Staticmeshes

I am wondering how staticmeshes in UT2004 are implemented. These are identical meshes that are rotated, positioned, scaled, and sheared to fit into different places. They make up all the fine details of those nice high-poly maps.

My understanding is that it is much faster to merge all meshes into a single one, than to set the matrix and draw the vertex buffer over and over (for all identical meshes). However, that means you have a ton of redundant vertex data, and it is harder to work with. Is there any way to render instances as fast as they would draw if they were merged into one giant mesh?

In my experience you get excellent throughput if you repeatedly render the same mesh while only changing the transformation matrix in between each draw call. But it depends on a number of factors, such as the size of the mesh in question.
D3D9 has instances, where you setup another vertex stream which contains transforms…that reduces you down to one draw call for all your instances…you may want to look into that.

Wow, that is far superior to doing it other ways.

Why doesn’t OpenGL have that?

UT2004 would not use instancing. (It was made too early - unless a patch updated it)

This was discussed recently on a OpenGL thread. There are a few points to consider:

  • (on current hardware) Instancing geometry that is > ~1000 polys is an actual performance loss.

  • The speed gain with instancing (as seen by a Humus demo) over a big buffer is greater but not massive amount (maybe 20-30%?)

  • Making less render calls is more of a D3D problem than OpenGL.

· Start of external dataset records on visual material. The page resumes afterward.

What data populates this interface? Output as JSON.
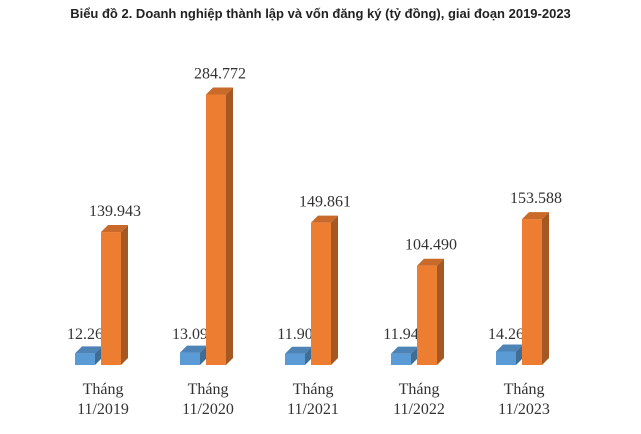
{
  "chart_data": {
    "type": "bar",
    "title": "Biểu đồ 2. Doanh nghiệp thành lập và vốn đăng ký (tỷ đồng), giai đoạn 2019-2023",
    "categories": [
      [
        "Tháng",
        "11/2019"
      ],
      [
        "Tháng",
        "11/2020"
      ],
      [
        "Tháng",
        "11/2021"
      ],
      [
        "Tháng",
        "11/2022"
      ],
      [
        "Tháng",
        "11/2023"
      ]
    ],
    "series": [
      {
        "color": "#5b9bd5",
        "values": [
          12.265,
          13.092,
          11.902,
          11.943,
          14.267
        ]
      },
      {
        "color": "#ed7d31",
        "values": [
          139.943,
          284.772,
          149.861,
          104.49,
          153.588
        ]
      }
    ],
    "value_labels": [
      [
        "12.265",
        "139.943"
      ],
      [
        "13.092",
        "284.772"
      ],
      [
        "11.902",
        "149.861"
      ],
      [
        "11.943",
        "104.490"
      ],
      [
        "14.267",
        "153.588"
      ]
    ],
    "ylim": [
      0,
      300
    ],
    "legend": "none",
    "grid": false,
    "style": "3d"
  }
}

Can you point this thread out to me please? I looked a few pages back, but am not sure which one you are talking about.

Thanks!

I can’t see to find the one I was thinking about but just using the search turned up these:

http://www.opengl.org/discussion_boards/cgi_directory/ultimatebb.cgi?ubb=get_topic;f=3;t=012239

http://www.opengl.org/discussion_boards/cgi_directory/ultimatebb.cgi?ubb=get_topic;f=3;t=011887

http://www.opengl.org/discussion_boards/cgi_directory/ultimatebb.cgi?ubb=get_topic;f=3;t=011889

Instancing was discussed in the ARB_super_buffers thread. Start here .

Originally posted by halo:
[b]I am wondering how staticmeshes in UT2004 are implemented. These are identical meshes that are rotated, positioned, scaled, and sheared to fit into different places. They make up all the fine details of those nice high-poly maps.

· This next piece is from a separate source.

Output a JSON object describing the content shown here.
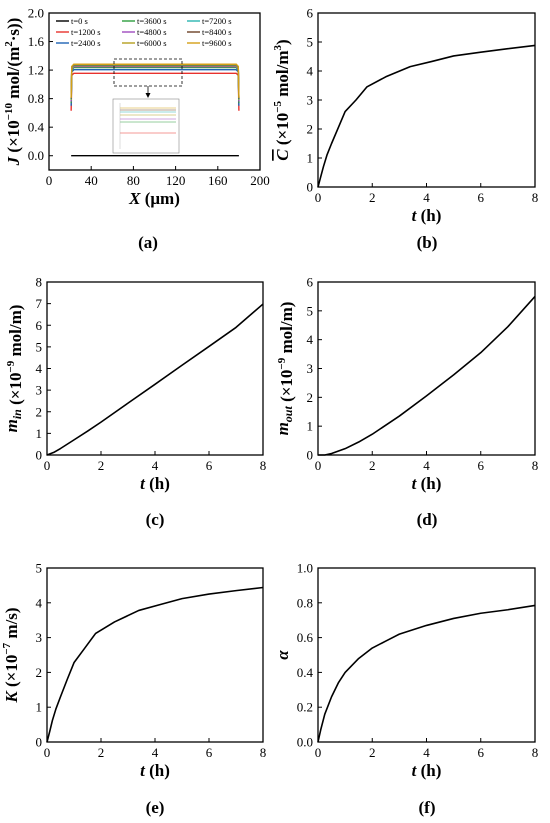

My understanding is that it is much faster to merge all meshes into a single one, than to set the matrix and draw the vertex buffer over and over (for all identical meshes). However, that means you have a ton of redundant vertex data, and it is harder to work with.[/b]
If I understood what you’re saying, you have one huge vertex buffer instead of multiple smaller ones. Yup, this alone complicates memory management IMO. And obviously you end up with duplicated meshes, so not only is granularity worse, you also spend more total memory.

If that’s a win, it’s a win because it removes the need to switch vertex buffer bindings and you end up issuing less draw calls. I wouldn’t be so sure that this tradeoff is viable for an OpenGL based renderer.

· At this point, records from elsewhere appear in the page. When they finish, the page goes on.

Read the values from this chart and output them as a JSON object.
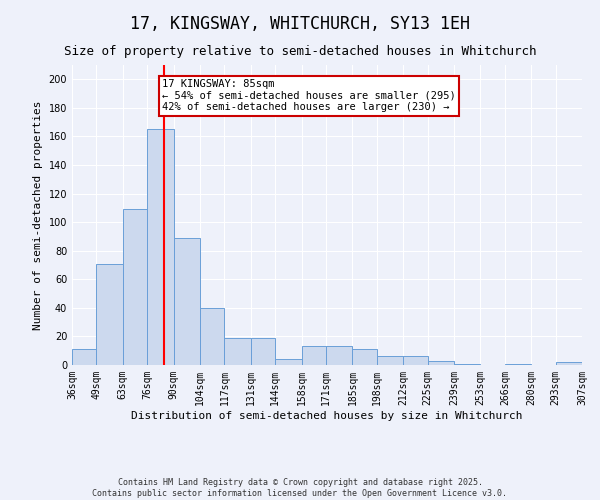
{
  "title": "17, KINGSWAY, WHITCHURCH, SY13 1EH",
  "subtitle": "Size of property relative to semi-detached houses in Whitchurch",
  "xlabel": "Distribution of semi-detached houses by size in Whitchurch",
  "ylabel": "Number of semi-detached properties",
  "bar_values": [
    11,
    71,
    109,
    165,
    89,
    40,
    19,
    19,
    4,
    13,
    13,
    11,
    6,
    6,
    3,
    1,
    0,
    1,
    0,
    2
  ],
  "bin_edges": [
    36,
    49,
    63,
    76,
    90,
    104,
    117,
    131,
    144,
    158,
    171,
    185,
    198,
    212,
    225,
    239,
    253,
    266,
    280,
    293,
    307
  ],
  "bar_color": "#ccd9ee",
  "bar_edge_color": "#6a9fd8",
  "red_line_x": 85,
  "annotation_text": "17 KINGSWAY: 85sqm\n← 54% of semi-detached houses are smaller (295)\n42% of semi-detached houses are larger (230) →",
  "annotation_box_color": "#ffffff",
  "annotation_box_edge": "#cc0000",
  "footer_line1": "Contains HM Land Registry data © Crown copyright and database right 2025.",
  "footer_line2": "Contains public sector information licensed under the Open Government Licence v3.0.",
  "background_color": "#eef1fa",
  "ylim": [
    0,
    210
  ],
  "yticks": [
    0,
    20,
    40,
    60,
    80,
    100,
    120,
    140,
    160,
    180,
    200
  ],
  "title_fontsize": 12,
  "subtitle_fontsize": 9,
  "xlabel_fontsize": 8,
  "ylabel_fontsize": 8,
  "tick_fontsize": 7,
  "footer_fontsize": 6,
  "annot_fontsize": 7.5
}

I wouldn’t even believe that this is viable for a DirectX Graphics based renderer if you go all-out on the technique … if you brute-force static mesh rendering this way, you give up the ability to cull individual meshes. To get around this, you’d either have to make your index buffer(s) dynamic, or rebind index buffers instead of vertex buffers. Then you’re effectively back to square one plus crud.

Trading a gob of redundant vertex transforms versus matrix updates is a pretty whacky solution IMO. If you’re going to do this under OpenGL, I’d suggest at least trying the “naive” approach. Benchmark it. My gut feeling tells me that it’s going to be faster, and simpler to boot.

Originally posted by halo:
Is there any way to render instances as fast as they would draw if they were merged into one giant mesh?
“Faster” doesn’t quite cover it all IMO. You’re saving time spent in the driver, which is a neglibible cost in OpenGL anyway. OTOH you’re doing a lot of flat-out superfluous work on the hardware side. I wouldn’t call that “faster”.
It may be faster when you do the comparison on DirectX Graphics. But that doesn’t mean much.

With DX, it is crucial that you merge things. At least, it is in BLitz3D.